Benchmarking In Silico Tools for Cysteine p K a Prediction.
Ernest Awoonor-WilliamsAndrei A GolosovViktor HornakPublished in: Journal of chemical information and modeling (2023)
Accurate estimation of the p K a 's of cysteine residues in proteins could inform targeted approaches in hit discovery. The p K a of a targetable cysteine residue in a disease-related protein is an important physiochemical parameter in covalent drug discovery, as it influences the fraction of nucleophilic thiolate amenable to chemical protein modification. Traditional structure-based in silico tools are limited in their predictive accuracy of cysteine p K a 's relative to other titratable residues. Additionally, there are limited comprehensive benchmark assessments for cysteine p K a predictive tools. This raises the need for extensive assessment and evaluation of methods for cysteine p K a prediction. Here, we report the performance of several computational p K a methods, including single-structure and ensemble-based approaches, on a diverse test set of experimental cysteine p K a 's retrieved from the PKAD database.

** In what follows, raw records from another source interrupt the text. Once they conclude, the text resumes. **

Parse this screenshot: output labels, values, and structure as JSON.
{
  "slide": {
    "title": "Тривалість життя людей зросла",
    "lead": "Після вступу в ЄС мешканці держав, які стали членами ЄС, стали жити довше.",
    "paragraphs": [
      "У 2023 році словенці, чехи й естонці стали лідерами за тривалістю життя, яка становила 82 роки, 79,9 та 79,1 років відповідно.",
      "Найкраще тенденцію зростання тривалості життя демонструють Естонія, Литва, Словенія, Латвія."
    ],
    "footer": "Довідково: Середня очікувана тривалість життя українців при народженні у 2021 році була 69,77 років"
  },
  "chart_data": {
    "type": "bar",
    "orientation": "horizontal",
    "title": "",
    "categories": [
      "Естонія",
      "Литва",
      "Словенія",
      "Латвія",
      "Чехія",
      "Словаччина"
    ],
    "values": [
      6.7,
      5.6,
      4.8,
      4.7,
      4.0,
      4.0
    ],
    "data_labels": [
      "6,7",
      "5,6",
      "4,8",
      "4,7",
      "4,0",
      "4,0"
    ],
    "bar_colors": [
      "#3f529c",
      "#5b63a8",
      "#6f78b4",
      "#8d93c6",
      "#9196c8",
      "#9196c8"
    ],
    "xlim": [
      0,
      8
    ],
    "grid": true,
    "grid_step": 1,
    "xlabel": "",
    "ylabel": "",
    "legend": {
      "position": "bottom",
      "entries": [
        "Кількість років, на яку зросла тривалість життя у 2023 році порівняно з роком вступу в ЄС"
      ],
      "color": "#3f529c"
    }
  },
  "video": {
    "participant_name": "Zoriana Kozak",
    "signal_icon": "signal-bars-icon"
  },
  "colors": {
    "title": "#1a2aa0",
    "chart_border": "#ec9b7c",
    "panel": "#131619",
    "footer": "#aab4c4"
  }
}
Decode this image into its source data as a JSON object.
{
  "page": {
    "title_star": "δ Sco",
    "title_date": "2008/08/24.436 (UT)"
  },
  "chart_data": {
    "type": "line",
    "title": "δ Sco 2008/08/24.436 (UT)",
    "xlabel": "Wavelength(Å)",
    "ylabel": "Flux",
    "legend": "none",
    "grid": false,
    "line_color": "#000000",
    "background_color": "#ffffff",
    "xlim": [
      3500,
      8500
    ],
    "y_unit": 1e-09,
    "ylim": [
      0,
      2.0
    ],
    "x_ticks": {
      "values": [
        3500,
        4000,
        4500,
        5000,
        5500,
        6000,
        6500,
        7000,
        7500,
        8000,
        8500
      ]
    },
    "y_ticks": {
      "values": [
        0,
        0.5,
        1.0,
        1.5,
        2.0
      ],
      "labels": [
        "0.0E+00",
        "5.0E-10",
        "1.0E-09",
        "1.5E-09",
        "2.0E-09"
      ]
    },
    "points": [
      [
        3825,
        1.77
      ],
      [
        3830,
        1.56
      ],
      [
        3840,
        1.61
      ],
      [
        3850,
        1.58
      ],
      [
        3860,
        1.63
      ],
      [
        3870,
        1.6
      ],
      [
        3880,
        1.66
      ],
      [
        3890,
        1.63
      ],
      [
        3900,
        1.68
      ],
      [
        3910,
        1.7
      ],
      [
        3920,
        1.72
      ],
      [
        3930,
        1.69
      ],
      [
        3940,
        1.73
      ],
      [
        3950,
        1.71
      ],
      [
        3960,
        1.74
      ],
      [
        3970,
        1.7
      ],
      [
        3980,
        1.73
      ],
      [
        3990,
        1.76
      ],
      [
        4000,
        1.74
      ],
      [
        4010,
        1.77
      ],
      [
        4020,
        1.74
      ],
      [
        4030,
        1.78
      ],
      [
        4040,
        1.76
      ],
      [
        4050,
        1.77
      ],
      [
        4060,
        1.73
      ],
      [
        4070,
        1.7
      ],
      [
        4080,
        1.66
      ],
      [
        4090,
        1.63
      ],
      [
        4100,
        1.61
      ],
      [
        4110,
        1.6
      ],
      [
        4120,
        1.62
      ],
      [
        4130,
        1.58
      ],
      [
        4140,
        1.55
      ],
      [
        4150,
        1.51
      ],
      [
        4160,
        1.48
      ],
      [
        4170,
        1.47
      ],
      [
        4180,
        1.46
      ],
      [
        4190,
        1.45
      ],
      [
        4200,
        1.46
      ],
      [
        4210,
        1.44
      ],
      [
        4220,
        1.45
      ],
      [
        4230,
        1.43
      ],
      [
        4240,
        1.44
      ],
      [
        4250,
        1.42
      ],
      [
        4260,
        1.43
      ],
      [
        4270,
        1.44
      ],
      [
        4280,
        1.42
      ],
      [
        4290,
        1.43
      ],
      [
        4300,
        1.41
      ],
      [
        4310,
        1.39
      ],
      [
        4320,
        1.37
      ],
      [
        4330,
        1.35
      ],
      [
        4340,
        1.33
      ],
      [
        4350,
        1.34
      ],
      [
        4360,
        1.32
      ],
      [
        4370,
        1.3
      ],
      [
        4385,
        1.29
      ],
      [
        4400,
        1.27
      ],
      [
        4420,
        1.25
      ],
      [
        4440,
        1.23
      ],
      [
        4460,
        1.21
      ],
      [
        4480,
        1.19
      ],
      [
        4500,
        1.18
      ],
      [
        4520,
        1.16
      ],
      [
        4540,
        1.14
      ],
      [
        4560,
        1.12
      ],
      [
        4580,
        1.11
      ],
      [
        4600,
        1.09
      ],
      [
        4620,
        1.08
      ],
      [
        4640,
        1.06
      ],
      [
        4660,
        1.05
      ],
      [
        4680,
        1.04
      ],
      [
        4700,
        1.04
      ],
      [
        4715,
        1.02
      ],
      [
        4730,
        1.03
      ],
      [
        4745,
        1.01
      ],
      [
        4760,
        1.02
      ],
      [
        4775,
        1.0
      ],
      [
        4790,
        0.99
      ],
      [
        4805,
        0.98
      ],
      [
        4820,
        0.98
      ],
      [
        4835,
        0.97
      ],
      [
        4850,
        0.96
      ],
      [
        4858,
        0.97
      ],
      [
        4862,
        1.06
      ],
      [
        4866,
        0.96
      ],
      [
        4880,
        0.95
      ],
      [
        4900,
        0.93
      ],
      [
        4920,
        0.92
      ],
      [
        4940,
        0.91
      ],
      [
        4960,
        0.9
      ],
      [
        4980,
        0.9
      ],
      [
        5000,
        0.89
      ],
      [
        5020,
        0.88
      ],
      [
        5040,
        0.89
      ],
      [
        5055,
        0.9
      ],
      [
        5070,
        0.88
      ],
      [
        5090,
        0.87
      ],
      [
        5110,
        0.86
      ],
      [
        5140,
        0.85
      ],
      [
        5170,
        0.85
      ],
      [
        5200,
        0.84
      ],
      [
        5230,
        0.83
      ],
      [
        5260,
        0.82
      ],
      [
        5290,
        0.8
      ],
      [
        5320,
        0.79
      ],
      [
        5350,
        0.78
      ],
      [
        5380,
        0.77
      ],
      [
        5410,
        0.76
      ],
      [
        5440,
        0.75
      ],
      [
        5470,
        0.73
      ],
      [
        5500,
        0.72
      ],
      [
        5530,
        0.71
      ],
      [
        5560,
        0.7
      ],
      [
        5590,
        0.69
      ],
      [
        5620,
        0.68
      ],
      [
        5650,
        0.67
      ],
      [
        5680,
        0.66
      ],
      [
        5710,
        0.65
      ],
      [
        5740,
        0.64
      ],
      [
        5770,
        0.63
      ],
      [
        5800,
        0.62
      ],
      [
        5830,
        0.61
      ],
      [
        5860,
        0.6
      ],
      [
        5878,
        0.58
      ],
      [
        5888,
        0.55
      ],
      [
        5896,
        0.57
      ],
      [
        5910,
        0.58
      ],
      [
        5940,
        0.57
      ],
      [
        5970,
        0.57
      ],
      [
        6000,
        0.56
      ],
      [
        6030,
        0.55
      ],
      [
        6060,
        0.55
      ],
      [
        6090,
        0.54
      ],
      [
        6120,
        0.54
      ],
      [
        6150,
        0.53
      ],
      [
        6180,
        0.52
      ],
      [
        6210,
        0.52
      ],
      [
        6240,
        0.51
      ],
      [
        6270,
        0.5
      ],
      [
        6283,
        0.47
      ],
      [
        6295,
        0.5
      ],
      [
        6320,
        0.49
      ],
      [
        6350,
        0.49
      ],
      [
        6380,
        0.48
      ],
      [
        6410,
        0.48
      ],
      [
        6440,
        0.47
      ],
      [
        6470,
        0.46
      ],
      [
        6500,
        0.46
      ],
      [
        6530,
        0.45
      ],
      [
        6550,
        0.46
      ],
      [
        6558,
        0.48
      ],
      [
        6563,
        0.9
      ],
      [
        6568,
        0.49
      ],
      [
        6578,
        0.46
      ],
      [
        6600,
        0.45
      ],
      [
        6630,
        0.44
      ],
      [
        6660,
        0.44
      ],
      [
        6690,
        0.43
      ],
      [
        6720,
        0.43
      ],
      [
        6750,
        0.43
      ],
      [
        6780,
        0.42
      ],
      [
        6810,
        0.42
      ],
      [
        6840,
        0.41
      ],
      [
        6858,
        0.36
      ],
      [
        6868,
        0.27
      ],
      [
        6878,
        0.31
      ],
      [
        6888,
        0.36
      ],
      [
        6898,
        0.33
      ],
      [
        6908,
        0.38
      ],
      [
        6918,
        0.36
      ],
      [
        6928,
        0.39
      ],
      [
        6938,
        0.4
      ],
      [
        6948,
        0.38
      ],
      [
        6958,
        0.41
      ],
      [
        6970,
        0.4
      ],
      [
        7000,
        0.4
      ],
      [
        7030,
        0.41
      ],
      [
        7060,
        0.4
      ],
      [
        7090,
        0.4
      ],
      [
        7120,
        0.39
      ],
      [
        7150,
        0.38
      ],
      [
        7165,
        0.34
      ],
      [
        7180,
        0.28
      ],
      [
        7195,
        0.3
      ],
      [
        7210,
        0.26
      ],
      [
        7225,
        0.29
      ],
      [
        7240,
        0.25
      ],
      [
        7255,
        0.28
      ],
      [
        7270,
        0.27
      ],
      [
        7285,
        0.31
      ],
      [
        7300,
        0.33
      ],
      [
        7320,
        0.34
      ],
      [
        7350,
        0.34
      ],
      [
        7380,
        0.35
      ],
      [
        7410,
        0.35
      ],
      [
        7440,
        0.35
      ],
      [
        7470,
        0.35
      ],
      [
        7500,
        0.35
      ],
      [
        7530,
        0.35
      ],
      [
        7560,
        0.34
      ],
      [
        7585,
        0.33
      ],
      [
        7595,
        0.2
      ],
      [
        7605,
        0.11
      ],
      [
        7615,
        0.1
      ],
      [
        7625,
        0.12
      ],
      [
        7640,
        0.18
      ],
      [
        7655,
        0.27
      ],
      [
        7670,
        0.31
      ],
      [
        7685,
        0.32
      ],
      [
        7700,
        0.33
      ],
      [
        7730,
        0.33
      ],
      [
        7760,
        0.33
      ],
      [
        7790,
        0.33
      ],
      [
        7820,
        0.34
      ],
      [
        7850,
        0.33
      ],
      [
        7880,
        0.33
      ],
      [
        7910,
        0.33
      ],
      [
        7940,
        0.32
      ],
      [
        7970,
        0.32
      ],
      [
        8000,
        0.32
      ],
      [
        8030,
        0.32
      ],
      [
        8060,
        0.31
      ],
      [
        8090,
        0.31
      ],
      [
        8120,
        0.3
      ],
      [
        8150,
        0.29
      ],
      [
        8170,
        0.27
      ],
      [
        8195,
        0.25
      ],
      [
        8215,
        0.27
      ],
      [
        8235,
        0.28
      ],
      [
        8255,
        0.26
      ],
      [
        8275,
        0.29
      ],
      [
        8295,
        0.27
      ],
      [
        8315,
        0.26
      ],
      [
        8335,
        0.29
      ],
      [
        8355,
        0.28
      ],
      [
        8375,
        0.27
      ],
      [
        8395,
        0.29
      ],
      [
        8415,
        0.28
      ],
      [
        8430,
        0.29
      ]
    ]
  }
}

The dataset consisted of 16 wildtype and 10 mutant proteins with experimentally measured cysteine p K a values. Our results highlight that these methods are varied in their overall predictive accuracies. Among the test set of wildtype proteins evaluated, the best method (MOE) yielded a mean absolute error of 2.3 p K units, highlighting the need for improvement of existing p K a methods for accurate cysteine p K a estimation. Given the limited accuracy of these methods, further development is needed before these approaches can be routinely employed to drive design decisions in early drug discovery efforts.